We’re excited about this year’s Sydney Design site because it has been built to be even more decentralised than previous years. The Powerhouse IT team reconfigured an install of our helpdesk/job-tracking system, JIRA, to allow external Sydney Design partners to enter their events remotely and the Powerhouse Contemporary team, who organise Sydney Design, to assess them. Chris Bell in the IT team then exported these into a custom WordPress install where the final event editing took place whilst Mob Labs configured custom themes for the site itself. We’re also indebted to MOMA’s work in creating a very useful JSON API plugin for WordPress which made the resulting site build by Mob Labs considerably easier.

You’ll also notice that the site integrates Facebook using a subset of the Opengraph features to make it clear which parts of Sydney Design your friends like and making rough recommendations. We were inspired by the Sydney Festival site to do this and we’ll be keeping an eye on it to see how effective it is for the more niche audiences of Sydney Design.

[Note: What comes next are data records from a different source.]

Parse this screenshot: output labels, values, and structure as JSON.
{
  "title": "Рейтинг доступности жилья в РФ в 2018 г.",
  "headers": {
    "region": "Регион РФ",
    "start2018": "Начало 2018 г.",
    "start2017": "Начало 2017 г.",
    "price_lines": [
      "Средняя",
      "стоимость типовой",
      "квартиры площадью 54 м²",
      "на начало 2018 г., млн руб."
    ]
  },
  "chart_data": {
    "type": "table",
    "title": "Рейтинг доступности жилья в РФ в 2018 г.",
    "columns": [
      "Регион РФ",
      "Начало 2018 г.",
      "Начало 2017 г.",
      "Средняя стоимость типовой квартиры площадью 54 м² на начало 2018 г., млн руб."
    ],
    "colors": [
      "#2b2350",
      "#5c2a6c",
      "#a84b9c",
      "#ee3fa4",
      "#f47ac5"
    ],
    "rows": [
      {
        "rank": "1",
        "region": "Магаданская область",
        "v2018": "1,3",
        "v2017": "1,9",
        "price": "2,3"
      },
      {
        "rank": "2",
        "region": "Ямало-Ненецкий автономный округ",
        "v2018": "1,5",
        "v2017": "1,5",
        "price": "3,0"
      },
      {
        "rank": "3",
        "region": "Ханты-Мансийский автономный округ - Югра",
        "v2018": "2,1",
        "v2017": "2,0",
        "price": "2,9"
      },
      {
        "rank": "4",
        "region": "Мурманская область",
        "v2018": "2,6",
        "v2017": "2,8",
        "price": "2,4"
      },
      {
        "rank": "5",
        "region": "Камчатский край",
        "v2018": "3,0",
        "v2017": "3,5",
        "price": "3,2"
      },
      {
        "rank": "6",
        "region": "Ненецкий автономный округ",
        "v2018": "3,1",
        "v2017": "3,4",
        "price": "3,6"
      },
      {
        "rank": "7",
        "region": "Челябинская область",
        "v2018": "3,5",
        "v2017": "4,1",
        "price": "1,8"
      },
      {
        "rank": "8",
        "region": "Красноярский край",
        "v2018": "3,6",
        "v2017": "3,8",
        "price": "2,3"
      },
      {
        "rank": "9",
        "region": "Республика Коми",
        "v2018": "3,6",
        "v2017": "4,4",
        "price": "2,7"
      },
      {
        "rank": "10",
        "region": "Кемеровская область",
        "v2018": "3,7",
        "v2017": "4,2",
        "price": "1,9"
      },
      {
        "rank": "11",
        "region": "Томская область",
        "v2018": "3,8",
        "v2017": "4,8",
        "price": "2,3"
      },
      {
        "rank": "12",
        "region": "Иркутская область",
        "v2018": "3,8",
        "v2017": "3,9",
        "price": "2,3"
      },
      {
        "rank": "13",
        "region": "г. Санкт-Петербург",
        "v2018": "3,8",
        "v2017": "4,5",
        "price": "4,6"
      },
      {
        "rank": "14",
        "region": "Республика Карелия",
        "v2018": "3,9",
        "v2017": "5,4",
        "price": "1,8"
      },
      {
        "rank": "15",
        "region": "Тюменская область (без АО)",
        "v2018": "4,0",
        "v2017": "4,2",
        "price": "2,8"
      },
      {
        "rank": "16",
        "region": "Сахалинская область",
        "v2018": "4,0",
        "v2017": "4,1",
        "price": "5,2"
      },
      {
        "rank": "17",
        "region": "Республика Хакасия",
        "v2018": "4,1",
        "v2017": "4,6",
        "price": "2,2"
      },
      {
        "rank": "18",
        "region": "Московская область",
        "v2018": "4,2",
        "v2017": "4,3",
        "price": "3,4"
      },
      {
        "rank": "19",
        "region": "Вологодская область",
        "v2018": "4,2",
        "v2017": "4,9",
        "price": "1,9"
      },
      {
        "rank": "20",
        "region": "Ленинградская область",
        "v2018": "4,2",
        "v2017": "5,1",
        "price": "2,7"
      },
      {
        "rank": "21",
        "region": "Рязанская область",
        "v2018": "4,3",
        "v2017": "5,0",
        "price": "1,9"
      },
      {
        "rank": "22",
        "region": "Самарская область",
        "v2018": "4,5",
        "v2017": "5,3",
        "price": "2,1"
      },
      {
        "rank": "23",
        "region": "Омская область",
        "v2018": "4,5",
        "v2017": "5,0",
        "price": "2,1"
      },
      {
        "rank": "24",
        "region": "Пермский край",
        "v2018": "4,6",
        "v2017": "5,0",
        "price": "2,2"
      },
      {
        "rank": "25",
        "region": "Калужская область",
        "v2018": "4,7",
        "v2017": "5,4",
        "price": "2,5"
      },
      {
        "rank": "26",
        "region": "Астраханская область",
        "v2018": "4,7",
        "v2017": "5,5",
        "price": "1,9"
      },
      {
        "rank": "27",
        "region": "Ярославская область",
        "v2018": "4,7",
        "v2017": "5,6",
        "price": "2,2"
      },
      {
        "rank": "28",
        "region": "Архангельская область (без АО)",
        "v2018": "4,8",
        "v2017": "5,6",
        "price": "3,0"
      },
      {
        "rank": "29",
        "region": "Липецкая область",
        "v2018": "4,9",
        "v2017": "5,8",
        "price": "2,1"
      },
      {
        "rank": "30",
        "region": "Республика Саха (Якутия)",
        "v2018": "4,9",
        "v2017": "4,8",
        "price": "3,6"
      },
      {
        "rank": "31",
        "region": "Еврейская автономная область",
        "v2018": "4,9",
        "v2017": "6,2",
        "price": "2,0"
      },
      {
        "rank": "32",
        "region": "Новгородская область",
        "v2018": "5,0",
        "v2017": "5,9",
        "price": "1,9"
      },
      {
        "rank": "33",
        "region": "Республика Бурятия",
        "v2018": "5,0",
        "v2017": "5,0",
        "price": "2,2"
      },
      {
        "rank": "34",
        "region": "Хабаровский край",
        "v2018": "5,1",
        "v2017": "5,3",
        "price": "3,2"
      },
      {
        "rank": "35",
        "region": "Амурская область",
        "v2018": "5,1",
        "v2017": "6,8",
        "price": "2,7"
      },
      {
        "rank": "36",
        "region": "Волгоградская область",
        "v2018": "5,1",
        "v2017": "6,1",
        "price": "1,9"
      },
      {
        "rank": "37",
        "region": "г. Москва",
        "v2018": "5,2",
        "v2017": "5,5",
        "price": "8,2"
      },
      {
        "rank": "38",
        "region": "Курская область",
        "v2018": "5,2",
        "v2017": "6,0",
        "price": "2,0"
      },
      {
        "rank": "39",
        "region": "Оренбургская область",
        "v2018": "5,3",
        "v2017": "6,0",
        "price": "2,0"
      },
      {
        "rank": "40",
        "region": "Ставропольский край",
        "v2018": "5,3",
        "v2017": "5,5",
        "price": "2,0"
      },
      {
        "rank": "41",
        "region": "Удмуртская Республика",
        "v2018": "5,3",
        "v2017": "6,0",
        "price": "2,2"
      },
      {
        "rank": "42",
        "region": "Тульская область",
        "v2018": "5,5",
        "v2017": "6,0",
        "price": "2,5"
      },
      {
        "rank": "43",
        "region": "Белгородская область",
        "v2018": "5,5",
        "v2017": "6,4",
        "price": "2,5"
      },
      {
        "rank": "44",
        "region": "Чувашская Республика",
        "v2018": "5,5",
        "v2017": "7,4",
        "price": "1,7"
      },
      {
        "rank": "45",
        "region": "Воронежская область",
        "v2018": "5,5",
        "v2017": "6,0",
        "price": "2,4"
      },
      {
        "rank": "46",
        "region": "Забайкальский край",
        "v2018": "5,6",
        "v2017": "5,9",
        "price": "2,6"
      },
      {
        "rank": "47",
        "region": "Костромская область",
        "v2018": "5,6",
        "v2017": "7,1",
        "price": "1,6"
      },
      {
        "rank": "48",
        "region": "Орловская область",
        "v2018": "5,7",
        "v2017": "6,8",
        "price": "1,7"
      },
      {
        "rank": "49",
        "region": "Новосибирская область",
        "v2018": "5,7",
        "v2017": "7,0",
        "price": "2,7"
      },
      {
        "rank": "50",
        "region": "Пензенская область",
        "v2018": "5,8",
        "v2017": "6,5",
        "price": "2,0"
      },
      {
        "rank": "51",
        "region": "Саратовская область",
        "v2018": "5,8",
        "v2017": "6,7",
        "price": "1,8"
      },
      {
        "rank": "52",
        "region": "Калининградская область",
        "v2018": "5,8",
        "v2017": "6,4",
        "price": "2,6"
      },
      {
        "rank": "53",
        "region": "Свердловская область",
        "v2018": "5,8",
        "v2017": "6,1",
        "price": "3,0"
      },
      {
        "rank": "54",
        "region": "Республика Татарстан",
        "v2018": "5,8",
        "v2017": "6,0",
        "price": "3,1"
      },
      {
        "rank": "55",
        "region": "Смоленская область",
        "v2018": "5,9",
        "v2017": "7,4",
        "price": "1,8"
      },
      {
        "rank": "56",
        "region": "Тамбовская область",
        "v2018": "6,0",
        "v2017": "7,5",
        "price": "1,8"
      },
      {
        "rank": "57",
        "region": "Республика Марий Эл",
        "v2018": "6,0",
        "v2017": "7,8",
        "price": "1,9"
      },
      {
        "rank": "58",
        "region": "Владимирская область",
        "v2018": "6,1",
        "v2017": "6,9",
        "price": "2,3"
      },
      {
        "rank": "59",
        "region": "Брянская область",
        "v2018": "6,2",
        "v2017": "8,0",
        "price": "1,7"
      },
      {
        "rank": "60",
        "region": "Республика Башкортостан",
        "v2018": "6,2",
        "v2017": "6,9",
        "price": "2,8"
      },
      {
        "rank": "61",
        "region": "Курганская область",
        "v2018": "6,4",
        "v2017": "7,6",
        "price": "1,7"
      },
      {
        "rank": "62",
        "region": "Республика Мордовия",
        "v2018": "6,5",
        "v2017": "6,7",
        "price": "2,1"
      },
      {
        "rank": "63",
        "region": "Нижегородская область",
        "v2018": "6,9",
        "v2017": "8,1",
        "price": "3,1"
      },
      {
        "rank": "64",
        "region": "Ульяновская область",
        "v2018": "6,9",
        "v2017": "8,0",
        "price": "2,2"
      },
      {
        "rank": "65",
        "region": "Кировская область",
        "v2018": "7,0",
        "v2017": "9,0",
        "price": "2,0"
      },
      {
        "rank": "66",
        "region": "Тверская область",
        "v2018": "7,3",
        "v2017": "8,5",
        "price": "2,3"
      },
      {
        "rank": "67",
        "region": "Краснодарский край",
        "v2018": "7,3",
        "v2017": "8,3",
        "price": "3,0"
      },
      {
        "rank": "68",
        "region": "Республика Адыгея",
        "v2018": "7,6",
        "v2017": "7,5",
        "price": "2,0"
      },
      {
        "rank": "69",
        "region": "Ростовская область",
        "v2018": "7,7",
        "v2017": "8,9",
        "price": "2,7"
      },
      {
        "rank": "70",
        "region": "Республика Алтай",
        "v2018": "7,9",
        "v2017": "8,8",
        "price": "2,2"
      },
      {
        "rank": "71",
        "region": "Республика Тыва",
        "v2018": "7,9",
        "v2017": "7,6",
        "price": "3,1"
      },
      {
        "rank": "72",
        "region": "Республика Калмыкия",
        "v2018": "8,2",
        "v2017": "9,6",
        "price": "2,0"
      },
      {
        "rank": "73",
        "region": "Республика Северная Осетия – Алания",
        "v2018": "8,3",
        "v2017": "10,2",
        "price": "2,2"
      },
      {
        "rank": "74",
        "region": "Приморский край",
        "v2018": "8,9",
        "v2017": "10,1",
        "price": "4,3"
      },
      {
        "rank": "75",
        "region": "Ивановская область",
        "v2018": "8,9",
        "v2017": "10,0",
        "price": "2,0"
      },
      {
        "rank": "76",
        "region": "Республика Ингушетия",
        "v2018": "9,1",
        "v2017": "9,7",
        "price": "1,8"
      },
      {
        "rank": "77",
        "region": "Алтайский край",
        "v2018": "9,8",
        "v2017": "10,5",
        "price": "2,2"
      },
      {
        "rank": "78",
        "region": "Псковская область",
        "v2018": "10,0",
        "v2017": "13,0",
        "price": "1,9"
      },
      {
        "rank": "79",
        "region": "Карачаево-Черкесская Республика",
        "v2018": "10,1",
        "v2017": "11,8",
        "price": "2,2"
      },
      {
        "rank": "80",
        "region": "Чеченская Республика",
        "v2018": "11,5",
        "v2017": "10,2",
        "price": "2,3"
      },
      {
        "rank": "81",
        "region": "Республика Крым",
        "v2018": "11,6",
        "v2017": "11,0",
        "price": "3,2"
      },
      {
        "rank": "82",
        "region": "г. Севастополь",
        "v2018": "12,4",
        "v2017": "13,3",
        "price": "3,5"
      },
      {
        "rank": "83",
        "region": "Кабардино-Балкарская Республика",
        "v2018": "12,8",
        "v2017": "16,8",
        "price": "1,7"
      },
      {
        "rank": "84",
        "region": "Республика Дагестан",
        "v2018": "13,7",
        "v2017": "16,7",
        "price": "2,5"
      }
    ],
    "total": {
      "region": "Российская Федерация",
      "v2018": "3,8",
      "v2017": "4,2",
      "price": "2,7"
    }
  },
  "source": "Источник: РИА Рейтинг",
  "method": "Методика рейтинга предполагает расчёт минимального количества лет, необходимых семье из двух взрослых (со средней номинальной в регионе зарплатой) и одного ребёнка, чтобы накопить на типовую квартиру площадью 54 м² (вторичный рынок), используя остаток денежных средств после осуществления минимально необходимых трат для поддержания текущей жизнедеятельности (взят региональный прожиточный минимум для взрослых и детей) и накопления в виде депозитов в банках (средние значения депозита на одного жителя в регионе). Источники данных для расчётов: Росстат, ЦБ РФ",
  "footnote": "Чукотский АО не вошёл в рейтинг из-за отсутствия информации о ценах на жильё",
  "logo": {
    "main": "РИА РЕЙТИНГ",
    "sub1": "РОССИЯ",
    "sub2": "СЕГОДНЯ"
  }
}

The Contemporary team at the Museum have also been busy making sure there’s vox pops and other content going out on Facebook and Twitter as well as embedding them into the relevant events (eg. 1 | 2) on the site itself.

Mob Labs did a great job on the mobile site which has some nifty swipe interface action and geo-location in mobile browsers – give it a go on an iPhone, Android or Blackberry and see. And once the native App goes live we’ll be able to see how many iOS users choose the App over the Mobile Web version of the site.

Maybe this year will be the last time we feel we need both a mobile website and an App.

2 replies on “Building Sydney Design 2011 as a cross-platform site”

Thnx for sharing Seb. Just wondering. How long did the concept development and build take and how did you incorporate user-testing??

Cheers,

Concept development took several weeks and overlapped with the visual and campaign design work for the overall festival. We had a lot of user data from last year’s App and also from the previous 5 years of Sydney Design websites as well as lots of data from other similar event Apps and sites.

Because it is essentially for a 2 week festival the focus has been on delivering a robust catalogue with some bells and whistles and then evaluating afterwards for the next year.